Management of nasopharyngeal carcinoma in 2024 and beyond
Manuel Martin Lopez,
Philippines;
RAJESH VASHISTHA,
India
Management of carcinoma nasopharynx (NPC) have evolved over the last decade with several of the important developments taking place towards personalizing the management of these patients, tailoring and adapting radiotherapy volumes, effective integration of the systemic treatment including immunotherapy in the treatment armamentarium. In the present session on “Management of Nasopharyngeal Carcinoma in 2024 and beyond” elite speakers would shed light on the contemporary practices and evolving trends in the management of NPC.
Dr Joseph Wee from Singapore would set the ball rolling for the present session with a rather interesting topic of “EBV and HPV associated diseases: Two similar facets of different disease”. NPCs are mostly associated with EBV and EBV DNA titers have an important role in treatment selection (like intensification with triplet induction chemotherapy in those with high titers at baseline), monitoring for response and for surveillance after completion of the treatment. A small subset of the NPC patients may have HPV positive disease and the implications of having a co-infection with HPV and EBV are also not completely understood and would be deliberated upon by Dr Wee.

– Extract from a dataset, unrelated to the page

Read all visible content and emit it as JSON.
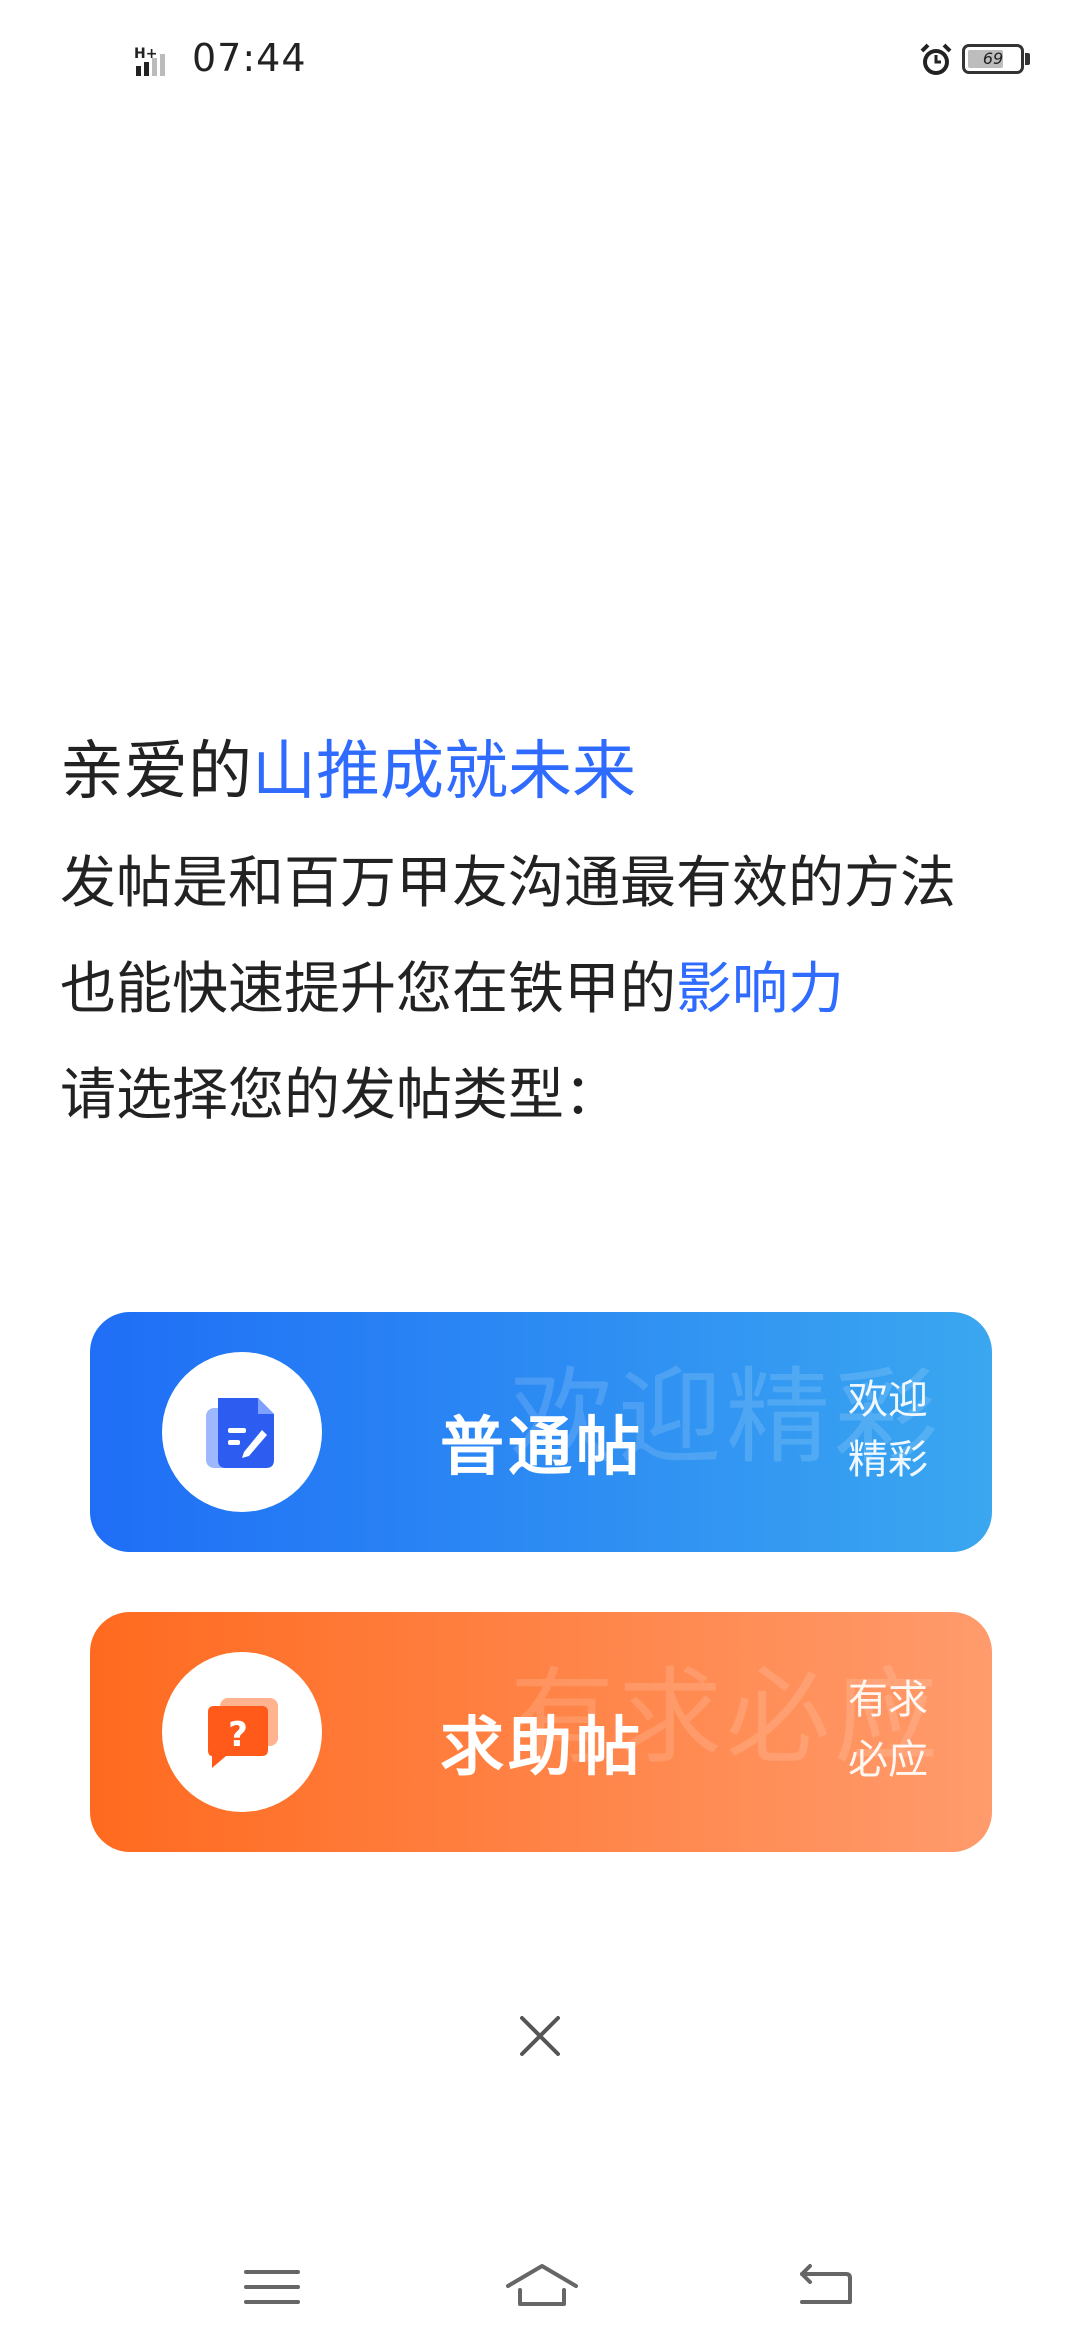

Dr Hai-Qiang Mai from China would deliberate on the “Optimal association between radiotherapy and systemic treatments”. Primary failure patterns in NPC treated adequately with concurrent chemoradiotherapy has been distant. Studies have evaluated the role of neo-adjuvant and adjuvant systemic treatments to further improve outcomes and meta-analysis to this effect have shown to improve progression free survival and overall survival as well. However, these comes with added toxicity and stratification of the patients to receive these treatments with baseline EBV DNA titers is evolving and will be discussed at length in the present session.
Dr Ann Lee from Hong Kong would highlight on the target volume delineation for the radiotherapeutic management of NPC patients. Intensity modulated radiotherapy along with image guidance is the current standard of practice for NPC. However, with concerns of local recurrences, the target volumes have been mainly a replica of the conventional radiotherapy portals and were large enough to increase long term morbidity. With the data on failure patterns, it is being increasingly realized that it may be safe to decrease the volumes of irradiation enhancing the therapeutic ratio.
Dr David Lee Dai from Malaysia would cover management of local recurrence for NPC patients. Local recurrences are difficult to treat scenarios and is best treated with a multimodality approach of surgery, re-irradiation, systemic treatment depending on the volume and site of recurrences, previous treatment parameters and performance status of the patients. Surgical salvage may have limited role in this setting and Dr David would focus mainly on radiation and systemic treatment options for these patients.
Overall, this is going to be a very engaging and interactive session.